Might not have been the best example of something "outlandish" for a character to know. I also don't think it's really such a huge thing to have static damage--you still never know if a blow is going to land, and before the first blow you don't know how much damage it will deal. Also, "fog of war" might not have been the best choice either--that's supposed to reflect the "you don't know specifically what's happening at every point on the battlefield"...which, in most games I've played, you
do know what's going on at every point on the battle map if you're using one. Only Roll20's computerized line-of-sight stuff has actually tackled that...and the DM found it such an enormous headache (because *he* can't see what ranges *we're* able to see, natch) that he basically handwaved it because it made his life too complicated.
Lan-"wondering both what monster does 13-68 points on a hit and what set of dice one rolls to get that range"-efan
Others have given some...weird and outlandish sets, but a simple 5d12+8 will do the trick. Just played around for a minute or two in AnyDice.
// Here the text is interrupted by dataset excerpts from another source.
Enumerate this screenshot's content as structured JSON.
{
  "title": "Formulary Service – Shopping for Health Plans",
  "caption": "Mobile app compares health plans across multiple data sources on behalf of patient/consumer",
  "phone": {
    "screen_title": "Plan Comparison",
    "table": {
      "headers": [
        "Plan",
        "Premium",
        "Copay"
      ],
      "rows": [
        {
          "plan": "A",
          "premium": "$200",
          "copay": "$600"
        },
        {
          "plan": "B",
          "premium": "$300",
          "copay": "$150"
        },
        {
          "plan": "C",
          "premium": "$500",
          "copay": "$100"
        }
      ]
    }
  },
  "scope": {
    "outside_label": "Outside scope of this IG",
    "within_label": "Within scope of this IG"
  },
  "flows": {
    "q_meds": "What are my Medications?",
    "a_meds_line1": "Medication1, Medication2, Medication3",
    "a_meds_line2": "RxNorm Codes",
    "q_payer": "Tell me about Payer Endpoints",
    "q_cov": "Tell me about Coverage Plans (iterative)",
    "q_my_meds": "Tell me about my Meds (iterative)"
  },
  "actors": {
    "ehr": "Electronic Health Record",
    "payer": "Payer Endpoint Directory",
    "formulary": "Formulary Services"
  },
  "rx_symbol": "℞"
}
Though that actually demonstrates an important reason why "random" damage really isn't as meaningfully swingy as you'd like. You have less than a 10% chance (~9.3%) to roll any number outside 28-53 (a 26-point range), and you'll get a number between 33 and 48 about twice as often as anything outside that range (a 16-point range). Or, now that I've read more of the thread, if we use the stated damage value (11d6+2), we get an even
more centralized bell. The 95% confidence interval is approximately 31-50 (a 20-point range), and the 66% CI is approximately 35-46 (12-point range). When you then factor in the effect of rolling that damage more than once, the results will regress toward the mean (40.5 damage) per hit.
Ironically, it is for the creatures with the smallest damage attacks (single dice) that rolled damage leads to the greatest player uncertainty. For big bosses, rolled damage actually results in nearly as good of information as static does--there's always the small chance you're wrong, but again, regression toward the mean says that such outlier results should, well,
actually be outliers. Edit: And this is even more true if you roll your monster damage dice openly. Pretty much anybody with a head for figures who pays attention to (1) how many dice, of what size, you rolled and (2) the amount of damage you called out, can get a good estimate of the average damage and damage range of that monster. And while I don't do much OSR-style stuff...I can't imagine that most groups would be super okay with the DM always rolling damage dice behind the screen.